Yesterday, I got a chance to sit in on a webinar hosted by David Metcalf of Mlearning: Mobile Learning And Performance in the Palm of Your Hand and Blended E-learning fame. Overall it was a decent look into the “only if” world of mLearning in North American Higher Ed by showing some examples from corporate and military as well as from just about any other part of the world that has a better wireless infrastructure and rates for service that don’t make the use of this technology in schools restrictive. He lost some points for having dark blue text on a purple background on on slide and jumping around many non connected ideas. But here is the take home message that I got.
85% of students bring a cell phone of some sort to campus (mobilecampus), of those maybe only 30% have enabled features other than voice (though I’m thinking that there is a far greater portion have enabled at least SMS). At the current CTIA Wireless convention, one of the issues that has been brought up is the cost of service, and with any luck, that will go down. In terms of using these devices for education, one has to think about ways of using the device for more than it’s screen – so with the camera, with voice or with SMS. You need to have some manner of support from a provider or have access in some manner to a SMS/CCS server (Short Message Service/Collect, Convert and Send). In Europe, there are a couple of projects running, MUSIS and AMULETS, both are getting help with costs from service providers.
Many of the examples that David gave for education were more akin to orienteering than anything that was truly revolutionary, but the key to them all was that the phone was a tool that would allow for context specific information as well as being a tool that would allow for the recording of basic data. Examples of these include Mystery in the Museum that has also seen involvement from Henry Jenkins and Micheal Epstine. In terms of what this means for a type of teaching, it’s using an augmented reality game. The ability to get information on demand at any location (via ubiquitous computing) is the “augmentation” and the reality is being anywhere but in the classroom to learn about the world.
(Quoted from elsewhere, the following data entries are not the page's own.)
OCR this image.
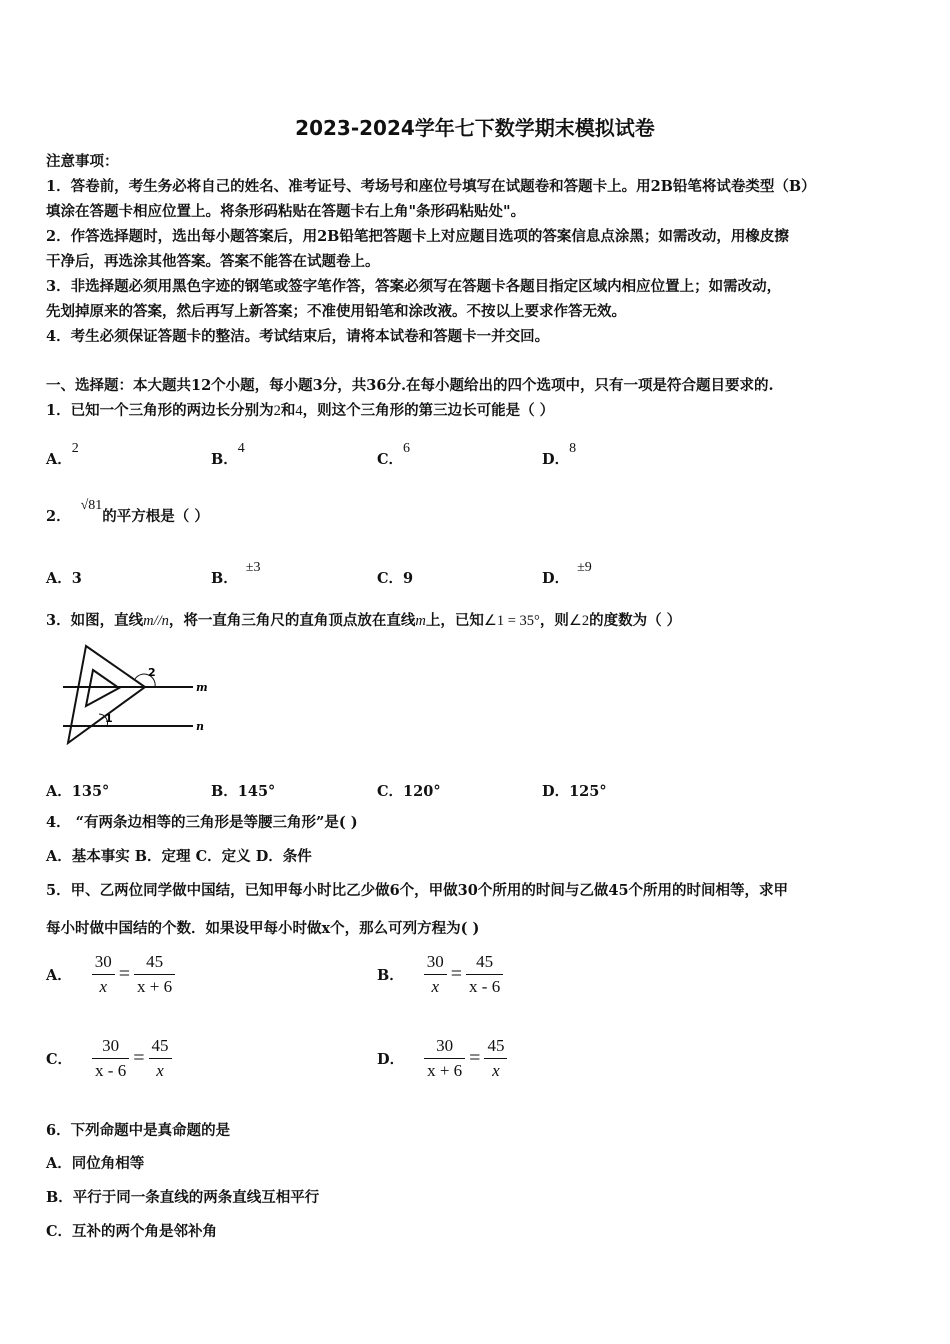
2023-2024学年七下数学期末模拟试卷
注意事项：
1．答卷前，考生务必将自己的姓名、准考证号、考场号和座位号填写在试题卷和答题卡上。用2B铅笔将试卷类型（B）
填涂在答题卡相应位置上。将条形码粘贴在答题卡右上角"条形码粘贴处"。
2．作答选择题时，选出每小题答案后，用2B铅笔把答题卡上对应题目选项的答案信息点涂黑；如需改动，用橡皮擦
干净后，再选涂其他答案。答案不能答在试题卷上。
3．非选择题必须用黑色字迹的钢笔或签字笔作答，答案必须写在答题卡各题目指定区域内相应位置上；如需改动，
先划掉原来的答案，然后再写上新答案；不准使用铅笔和涂改液。不按以上要求作答无效。
4．考生必须保证答题卡的整洁。考试结束后，请将本试卷和答题卡一并交回。
一、选择题：本大题共12个小题，每小题3分，共36分.在每小题给出的四个选项中，只有一项是符合题目要求的.
1．已知一个三角形的两边长分别为2和4，则这个三角形的第三边长可能是（ ）
A．2
B．4
C．6
D．8
2．√81的平方根是（ ）
A．3	B．±3
C．9	D．±9
3．如图，直线m//n，将一直角三角尺的直角顶点放在直线m上，已知∠1 = 35°，则∠2的度数为（ ）
2
1
m
n
A．135°	B．145°	C．120°	D．125°
4． “有两条边相等的三角形是等腰三角形”是( )
A．基本事实 B．定理 C．定义 D．条件
5．甲、乙两位同学做中国结，已知甲每小时比乙少做6个，甲做30个所用的时间与乙做45个所用的时间相等，求甲
每小时做中国结的个数．如果设甲每小时做x个，那么可列方程为( )
A． $\frac{30}{x} = \frac{45}{x + 6}$	B． $\frac{30}{x} = \frac{45}{x - 6}$
C． $\frac{30}{x - 6} = \frac{45}{x}$	D． $\frac{30}{x + 6} = \frac{45}{x}$
6．下列命题中是真命题的是
A．同位角相等
B．平行于同一条直线的两条直线互相平行
C．互补的两个角是邻补角
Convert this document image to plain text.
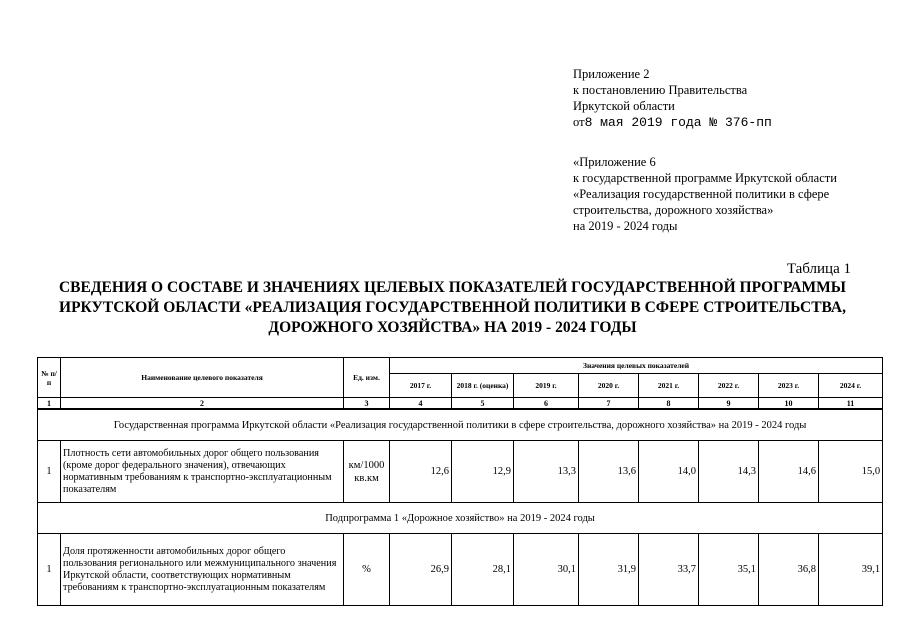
Приложение 2
к постановлению Правительства
Иркутской области
от8 мая 2019 года № 376-пп
«Приложение 6
к государственной программе Иркутской области
«Реализация государственной политики в сфере
строительства, дорожного хозяйства»
на 2019 - 2024 годы
Таблица 1
СВЕДЕНИЯ О СОСТАВЕ И ЗНАЧЕНИЯХ ЦЕЛЕВЫХ ПОКАЗАТЕЛЕЙ ГОСУДАРСТВЕННОЙ ПРОГРАММЫ
ИРКУТСКОЙ ОБЛАСТИ «РЕАЛИЗАЦИЯ ГОСУДАРСТВЕННОЙ ПОЛИТИКИ В СФЕРЕ СТРОИТЕЛЬСТВА,
ДОРОЖНОГО ХОЗЯЙСТВА» НА 2019 - 2024 ГОДЫ
№ п/п	Наименование целевого показателя	Ед. изм.	Значения целевых показателей							
			2017 г.	2018 г. (оценка)	2019 г.	2020 г.	2021 г.	2022 г.	2023 г.	2024 г.
1	2	3	4	5	6	7	8	9	10	11
Государственная программа Иркутской области «Реализация государственной политики в сфере строительства, дорожного хозяйства» на 2019 - 2024 годы										
1	Плотность сети автомобильных дорог общего пользования (кроме дорог федерального значения), отвечающих нормативным требованиям к транспортно-эксплуатационным показателям	км/1000 кв.км	12,6	12,9	13,3	13,6	14,0	14,3	14,6	15,0
Подпрограмма 1 «Дорожное хозяйство» на 2019 - 2024 годы										
1	Доля протяженности автомобильных дорог общего пользования регионального или межмуниципального значения Иркутской области, соответствующих нормативным требованиям к транспортно-эксплуатационным показателям	%	26,9	28,1	30,1	31,9	33,7	35,1	36,8	39,1
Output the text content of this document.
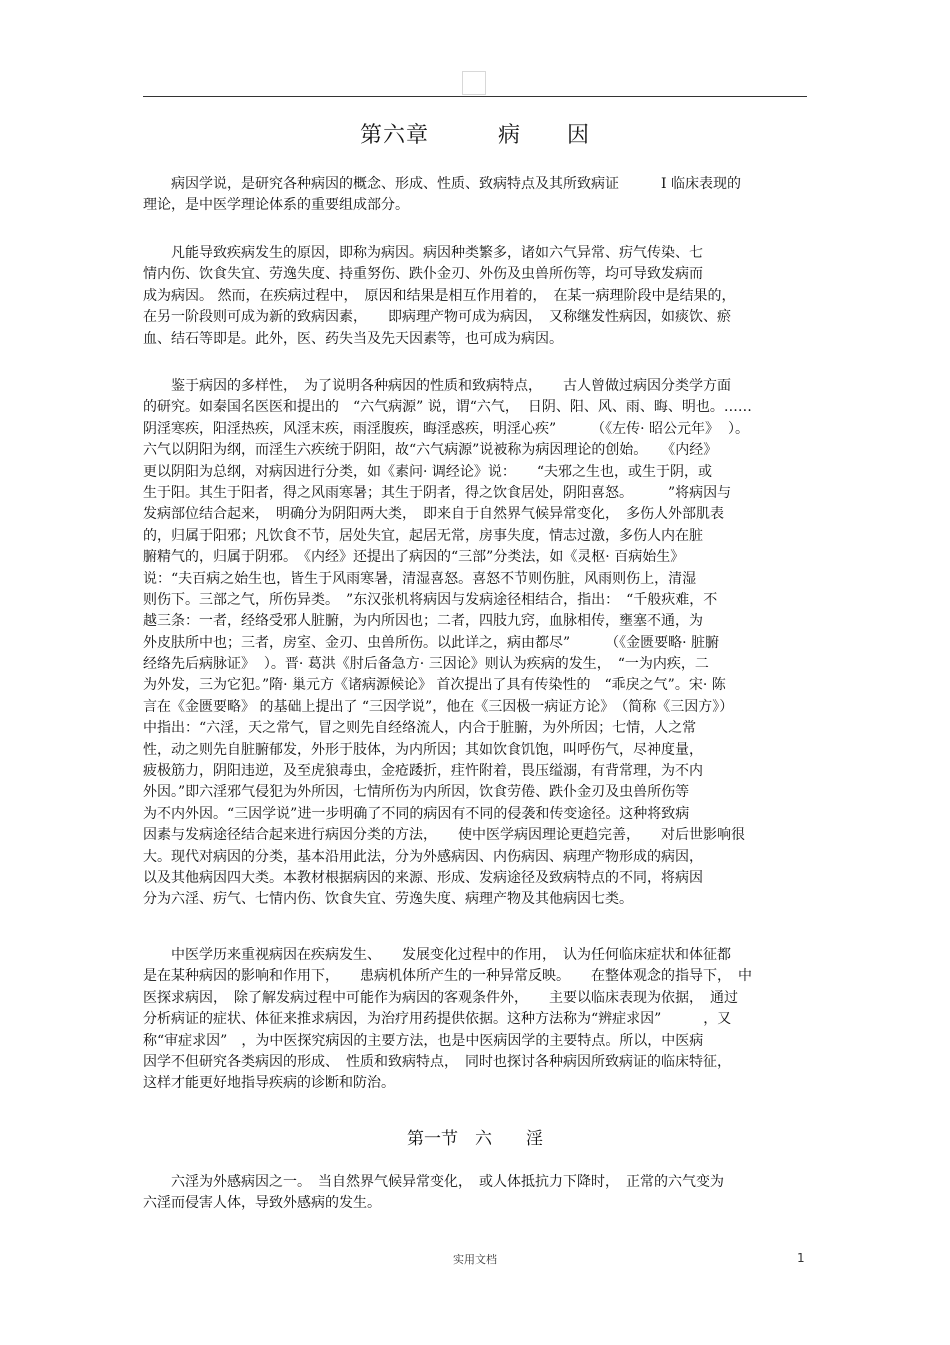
第六章　　　病　　因
　　病因学说，是研究各种病因的概念、形成、性质、致病特点及其所致病证　　　I 临床表现的
理论，是中医学理论体系的重要组成部分。
　　凡能导致疾病发生的原因，即称为病因。病因种类繁多，诸如六气异常、疠气传染、七
情内伤、饮食失宜、劳逸失度、持重努伤、跌仆金刃、外伤及虫兽所伤等，均可导致发病而
成为病因。 然而，在疾病过程中，　原因和结果是相互作用着的，　在某一病理阶段中是结果的，
在另一阶段则可成为新的致病因素，　　即病理产物可成为病因，　又称继发性病因，如痰饮、瘀
血、结石等即是。此外，医、药失当及先天因素等，也可成为病因。
　　鉴于病因的多样性，　为了说明各种病因的性质和致病特点，　　古人曾做过病因分类学方面
的研究。如秦国名医医和提出的　“六气病源” 说，谓“六气，  日阴、阳、风、雨、晦、明也。……
阴淫寒疾，阳淫热疾，风淫末疾，雨淫腹疾，晦淫惑疾，明淫心疾”　　　（《左传· 昭公元年》  ）。
六气以阴阳为纲，而淫生六疾统于阴阳，故“六气病源”说被称为病因理论的创始。　　《内经》
更以阴阳为总纲，对病因进行分类，如《素问· 调经论》说：　　“夫邪之生也，或生于阴，或
生于阳。其生于阳者，得之风雨寒暑；其生于阴者，得之饮食居处，阴阳喜怒。　　　”将病因与
发病部位结合起来，　明确分为阴阳两大类，　即来自于自然界气候异常变化，　多伤人外部肌表
的，归属于阳邪；凡饮食不节，居处失宜，起居无常，房事失度，情志过激，多伤人内在脏
腑精气的，归属于阴邪。　《内经》还提出了病因的“三部”分类法，如《灵枢· 百病始生》
说：“夫百病之始生也，皆生于风雨寒暑，清湿喜怒。喜怒不节则伤脏，风雨则伤上，清湿
则伤下。三部之气，所伤异类。　”东汉张机将病因与发病途径相结合，指出：　“千般疢难，不
越三条：一者，经络受邪人脏腑，为内所因也；二者，四肢九窍，血脉相传，壅塞不通，为
外皮肤所中也；三者，房室、金刃、虫兽所伤。以此详之，病由都尽”　　　（《金匮要略· 脏腑
经络先后病脉证》  ）。晋· 葛洪《肘后备急方· 三因论》则认为疾病的发生，　“一为内疾，二
为外发，三为它犯。”隋· 巢元方《诸病源候论》 首次提出了具有传染性的　“乖戾之气”。宋· 陈
言在《金匮要略》 的基础上提出了 “三因学说”，他在《三因极一病证方论》　（简称《三因方》）
中指出：“六淫，天之常气，冒之则先自经络流人，内合于脏腑，为外所因；七情，人之常
性，动之则先自脏腑郁发，外形于肢体，为内所因；其如饮食饥饱，叫呼伤气，尽神度量，
疲极筋力，阴阳违逆，及至虎狼毒虫，金疮踒折，疰忤附着，畏压缢溺，有背常理，为不内
外因。”即六淫邪气侵犯为外所因，七情所伤为内所因，饮食劳倦、跌仆金刃及虫兽所伤等
为不内外因。“三因学说”进一步明确了不同的病因有不同的侵袭和传变途径。这种将致病
因素与发病途径结合起来进行病因分类的方法，　　使中医学病因理论更趋完善，　　对后世影响很
大。现代对病因的分类，基本沿用此法，分为外感病因、内伤病因、病理产物形成的病因，
以及其他病因四大类。本教材根据病因的来源、形成、发病途径及致病特点的不同，将病因
分为六淫、疠气、七情内伤、饮食失宜、劳逸失度、病理产物及其他病因七类。
　　中医学历来重视病因在疾病发生、　　发展变化过程中的作用，　认为任何临床症状和体征都
是在某种病因的影响和作用下，　　患病机体所产生的一种异常反映。　　在整体观念的指导下，　中
医探求病因，　除了解发病过程中可能作为病因的客观条件外，　　主要以临床表现为依据，　通过
分析病证的症状、体征来推求病因，为治疗用药提供依据。这种方法称为“辨症求因”　　　，又
称“审症求因”　，为中医探究病因的主要方法，也是中医病因学的主要特点。所以，中医病
因学不但研究各类病因的形成、　性质和致病特点，　同时也探讨各种病因所致病证的临床特征，
这样才能更好地指导疾病的诊断和防治。
第一节　六　　淫
　　六淫为外感病因之一。　当自然界气候异常变化，　或人体抵抗力下降时，　正常的六气变为
六淫而侵害人体，导致外感病的发生。
实用文档	1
One can even connect the the virtual world of Second Life via Sloodle. These are all examples of not being bound to the screen of the device to deliver the majority of the information. The screen can provide prompts and the phone itself can (in a very retro way) deliver information via audio. The theory behind the use of these devices that can provide “reinforcement on demand” comes in part from the work of Will Thalheimer and his explorations of workplace learning.
These are encouraging starts to the use of a tool that education seems to be ignoring in North America – there are over one billion handsets sold every year and they are getting increasingly sophisticated and out pacing in terms of volume of units the number of computers. But if we are so slow getting on with computers in education, I think we’ll be on Mars before we get mLearning into the early adopter stage in education. I sure hope it’s not going to take that long.